É importante destacar que nem todos os casos de aborto ocorrem pelas razões legalmente previstas. Diversos motivos podem levar uma mulher a buscar o aborto, como ter uma prole maior do que o planejado, dificuldade no acesso a métodos anticoncepcionais modernos, falta de orientação em planejamento familiar, baixo nível de educação e comportamento sexual de alto risco, entre outros.
É crucial enfatizar que o aborto não deve ser visto como um método contraceptivo. Em um mundo com maior acesso à informação e com distribuição gratuita de certos recursos, muitos casos de gravidez podem ser evitados. Embora, tenha que se ser ressaltado, que o conservadorismo e reacionarismo religioso, em alguns casos, chegam ao extremo de desestimular ou até talvez proibir o uso de anticoncepcionais e preservativos.
Além disso, mulheres também podem recorrer ao aborto devido a relações sexuais não voluntárias, violência sexual, coerção nas relações sexuais ou gravidez forçada.
Assim, sociologicamente falando, muitos estudiosos e entidades consideram que discriminar uma mulher que busca o aborto seguro representa uma dupla penalização, uma vez que o aborto é a quarta principal causa de mortalidade materna.
Portanto, é fundamental reavaliar a abordagem à saúde da mulher, indo além da simplificação de considerar o aborto como crime. Esta é uma questão de saúde pública que deve ser avaliada de forma moral e ética, além de objetiva e racional, sem ser influenciada por ideologias ou preconceitos que possam distorcer a realidade.
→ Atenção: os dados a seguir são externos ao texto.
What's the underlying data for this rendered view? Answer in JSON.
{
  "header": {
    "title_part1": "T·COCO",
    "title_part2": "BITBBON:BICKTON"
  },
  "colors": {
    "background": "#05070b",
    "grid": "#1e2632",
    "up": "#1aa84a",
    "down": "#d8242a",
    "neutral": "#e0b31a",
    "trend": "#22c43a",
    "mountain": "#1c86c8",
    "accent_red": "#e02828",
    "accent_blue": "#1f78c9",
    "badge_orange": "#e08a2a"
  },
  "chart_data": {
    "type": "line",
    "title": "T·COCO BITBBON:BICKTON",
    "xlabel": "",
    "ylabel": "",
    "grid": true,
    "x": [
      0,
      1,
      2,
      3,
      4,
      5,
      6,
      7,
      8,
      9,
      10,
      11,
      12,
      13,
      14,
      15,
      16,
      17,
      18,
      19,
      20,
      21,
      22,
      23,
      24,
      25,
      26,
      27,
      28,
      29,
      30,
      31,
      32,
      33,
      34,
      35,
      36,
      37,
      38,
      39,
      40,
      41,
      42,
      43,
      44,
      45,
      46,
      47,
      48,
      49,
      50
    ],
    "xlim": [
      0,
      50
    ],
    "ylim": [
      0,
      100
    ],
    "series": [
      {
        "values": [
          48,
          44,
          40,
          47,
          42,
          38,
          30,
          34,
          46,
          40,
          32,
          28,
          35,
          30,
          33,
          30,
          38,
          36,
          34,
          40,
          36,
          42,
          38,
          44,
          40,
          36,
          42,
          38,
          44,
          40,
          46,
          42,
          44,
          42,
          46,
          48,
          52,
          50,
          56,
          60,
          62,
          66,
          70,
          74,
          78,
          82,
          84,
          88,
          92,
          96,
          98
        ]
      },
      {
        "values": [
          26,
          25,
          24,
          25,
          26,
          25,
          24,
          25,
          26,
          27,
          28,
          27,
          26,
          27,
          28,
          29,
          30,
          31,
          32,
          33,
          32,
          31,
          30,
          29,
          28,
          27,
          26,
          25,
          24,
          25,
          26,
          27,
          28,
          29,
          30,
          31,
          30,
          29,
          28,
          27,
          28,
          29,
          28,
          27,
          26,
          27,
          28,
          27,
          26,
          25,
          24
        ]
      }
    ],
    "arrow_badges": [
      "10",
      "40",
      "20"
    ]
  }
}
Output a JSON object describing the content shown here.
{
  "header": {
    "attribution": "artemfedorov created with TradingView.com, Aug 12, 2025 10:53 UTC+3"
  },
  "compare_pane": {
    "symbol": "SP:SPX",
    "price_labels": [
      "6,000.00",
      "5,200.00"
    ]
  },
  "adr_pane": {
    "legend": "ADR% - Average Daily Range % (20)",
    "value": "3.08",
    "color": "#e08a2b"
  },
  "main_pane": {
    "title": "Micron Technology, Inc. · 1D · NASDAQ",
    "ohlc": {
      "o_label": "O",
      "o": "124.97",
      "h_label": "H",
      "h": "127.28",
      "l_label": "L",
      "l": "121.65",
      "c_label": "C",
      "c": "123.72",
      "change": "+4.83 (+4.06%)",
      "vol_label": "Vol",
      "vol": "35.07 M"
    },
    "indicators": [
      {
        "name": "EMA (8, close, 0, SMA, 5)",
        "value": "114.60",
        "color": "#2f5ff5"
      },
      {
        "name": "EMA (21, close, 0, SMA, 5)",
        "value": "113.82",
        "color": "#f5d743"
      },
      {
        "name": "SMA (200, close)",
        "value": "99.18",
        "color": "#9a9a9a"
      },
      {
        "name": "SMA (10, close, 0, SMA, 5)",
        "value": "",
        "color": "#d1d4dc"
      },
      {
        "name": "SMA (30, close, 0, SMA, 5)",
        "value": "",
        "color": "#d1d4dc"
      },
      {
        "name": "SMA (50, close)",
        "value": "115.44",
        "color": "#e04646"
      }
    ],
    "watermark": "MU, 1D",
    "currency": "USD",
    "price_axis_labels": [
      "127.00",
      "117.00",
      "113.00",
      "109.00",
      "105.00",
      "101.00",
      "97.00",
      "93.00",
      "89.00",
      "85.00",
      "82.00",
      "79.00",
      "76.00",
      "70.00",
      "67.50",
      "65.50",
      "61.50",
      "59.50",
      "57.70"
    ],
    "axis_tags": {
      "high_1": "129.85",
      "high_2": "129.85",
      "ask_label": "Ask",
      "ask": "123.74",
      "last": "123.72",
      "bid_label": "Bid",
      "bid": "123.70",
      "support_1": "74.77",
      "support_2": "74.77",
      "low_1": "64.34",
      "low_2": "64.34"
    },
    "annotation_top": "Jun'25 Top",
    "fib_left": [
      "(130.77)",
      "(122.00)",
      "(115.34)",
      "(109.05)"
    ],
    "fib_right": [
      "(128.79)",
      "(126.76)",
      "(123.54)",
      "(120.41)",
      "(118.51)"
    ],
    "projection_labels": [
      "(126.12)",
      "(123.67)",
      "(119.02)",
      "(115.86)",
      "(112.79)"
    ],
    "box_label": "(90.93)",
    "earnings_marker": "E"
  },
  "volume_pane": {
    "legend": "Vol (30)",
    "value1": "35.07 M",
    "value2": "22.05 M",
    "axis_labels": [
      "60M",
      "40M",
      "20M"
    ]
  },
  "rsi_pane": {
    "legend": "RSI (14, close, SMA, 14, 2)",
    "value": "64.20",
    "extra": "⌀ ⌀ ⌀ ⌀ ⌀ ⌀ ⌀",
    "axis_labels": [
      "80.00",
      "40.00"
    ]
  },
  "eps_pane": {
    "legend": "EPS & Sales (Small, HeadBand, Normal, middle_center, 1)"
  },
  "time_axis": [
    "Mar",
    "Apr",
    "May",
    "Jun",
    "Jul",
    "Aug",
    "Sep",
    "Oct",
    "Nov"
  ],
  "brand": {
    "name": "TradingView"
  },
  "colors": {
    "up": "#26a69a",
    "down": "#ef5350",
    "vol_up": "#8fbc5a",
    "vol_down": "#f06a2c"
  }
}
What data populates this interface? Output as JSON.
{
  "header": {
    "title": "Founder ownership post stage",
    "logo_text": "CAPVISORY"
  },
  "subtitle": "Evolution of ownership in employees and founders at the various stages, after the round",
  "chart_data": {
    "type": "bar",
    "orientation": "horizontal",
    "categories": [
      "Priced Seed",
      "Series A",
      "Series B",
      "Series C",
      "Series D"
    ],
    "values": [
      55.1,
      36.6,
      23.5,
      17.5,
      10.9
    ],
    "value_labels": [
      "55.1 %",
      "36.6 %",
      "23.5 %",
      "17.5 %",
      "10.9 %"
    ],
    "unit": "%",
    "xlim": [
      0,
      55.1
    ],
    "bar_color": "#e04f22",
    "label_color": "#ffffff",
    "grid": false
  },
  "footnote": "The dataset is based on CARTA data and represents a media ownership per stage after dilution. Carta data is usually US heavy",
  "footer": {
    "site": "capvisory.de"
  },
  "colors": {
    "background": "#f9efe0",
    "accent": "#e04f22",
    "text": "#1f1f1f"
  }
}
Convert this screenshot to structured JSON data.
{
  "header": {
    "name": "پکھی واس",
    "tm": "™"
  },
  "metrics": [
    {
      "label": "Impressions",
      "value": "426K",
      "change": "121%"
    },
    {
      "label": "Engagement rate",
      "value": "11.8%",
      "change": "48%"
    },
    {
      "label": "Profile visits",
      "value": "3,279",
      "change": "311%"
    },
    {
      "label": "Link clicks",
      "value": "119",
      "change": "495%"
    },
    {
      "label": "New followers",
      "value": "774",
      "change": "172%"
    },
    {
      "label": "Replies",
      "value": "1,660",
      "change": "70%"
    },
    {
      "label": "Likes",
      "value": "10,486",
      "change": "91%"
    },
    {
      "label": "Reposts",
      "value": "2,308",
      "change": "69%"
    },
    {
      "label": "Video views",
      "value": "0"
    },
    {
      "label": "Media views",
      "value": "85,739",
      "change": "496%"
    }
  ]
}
Ou mesmo havendo tais influencias, que todos os pontos de vista, estudos, estatísticas e o contexto de vida destas pessoas sejam consideradas a fundo.
A discussão sobre o aborto é complexa, envolvendo opiniões pessoais, valores religiosos, evidências científicas, saúde pública, direitos das mulheres, questões de gênero e uma gama de perspectivas políticas.
É preciso sair dos tabus e opiniões fechadas e entender todo este contexto complexo, delicado, que envolvem direitos não só da mulher, mas do nascituro, que envolve sentimentos, valores, que mexe com as emoções, com a religiosidade, com a noção de certo ou errado de cada um. E por ser algo tão complexo, julgamentos baseados em visões parciais em nada colaboram.
Portanto, é necessário considerar não apenas a palavra "aborto" nessas discussões, mas também as circunstâncias em que ele é aplicado e os elementos adjacentes envolvidos. Essa é uma discussão que provavelmente nunca será pacífica, mas que exige um debate aberto e informado para encontrar soluções que garantam a segurança das mulheres e o respeito aos seus direitos, bem como do nascituro, além da necessidade de preservar valores socialmente relevantes em compasso com a Justiça e o ordenamento jurídico, e ainda, em consonância com a Ciência e a Medicina. Qualquer visão parcial não passa de julgamento.